The seminar also addressed the centrality of victims within transitional justice processes, underscoring that their participation should not be merely formal or symbolic, and that protecting victims and witnesses and enhancing transparency regarding the aims and uses of documentation are decisive elements for building trust. Discussions stressed the need to link documentation to pathways that can lead to truth and redress, preventing victims from feeling that their testimonies are collected without impact, and strengthening the prospects of using outcomes later for accountability and reparations.
In the session on partnerships between transitional justice bodies and civil society, the discussion emphasized the importance of building on the accumulated work achieved by organizations and victims’ associations in documentation and advocacy over past years, rather than starting from scratch. It also stressed that effective partnership is not measured only by information exchange, but by its ability to translate documentation into clear priorities and actionable demands, and to establish ongoing channels for review, correction, and oversight in service of building a society grounded in truth and justice.

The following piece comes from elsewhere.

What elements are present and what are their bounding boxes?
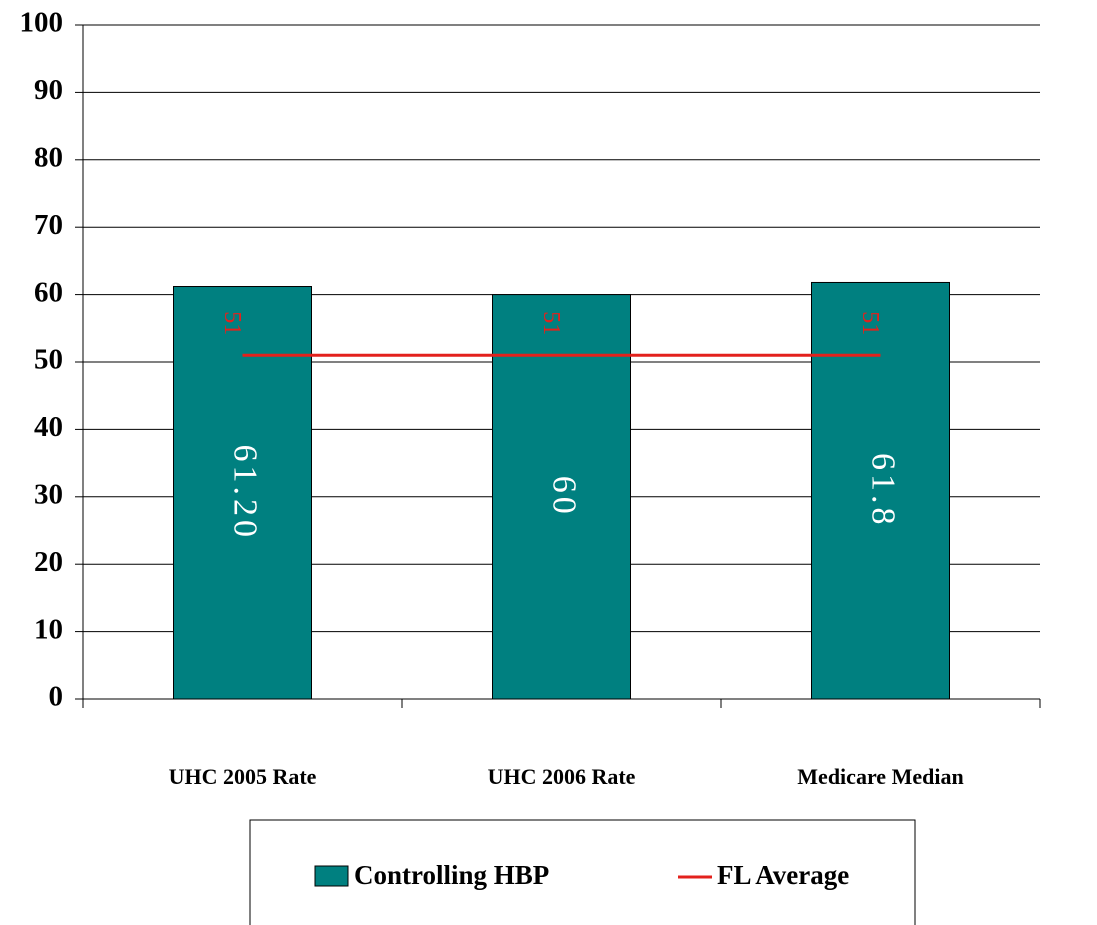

The seminar concluded with a discussion of the risks of reducing transitional justice to elite settlements and power-sharing. Contributions emphasized that short-term peace that sidelines justice cannot guarantee stability, and that pressure to secure justice anchored in victims’ rights requires expanding civil coalitions, entrenching public awareness, and activating reference frameworks and commitments that uphold victims’ right to truth and redress. Final interventions also stressed the need to simplify transitional justice concepts and communicate them in language accessible to victims and the broader community, so that transitional justice shifts from an elite debate into a broad societal process capable of protecting rights and preventing the recurrence of violations.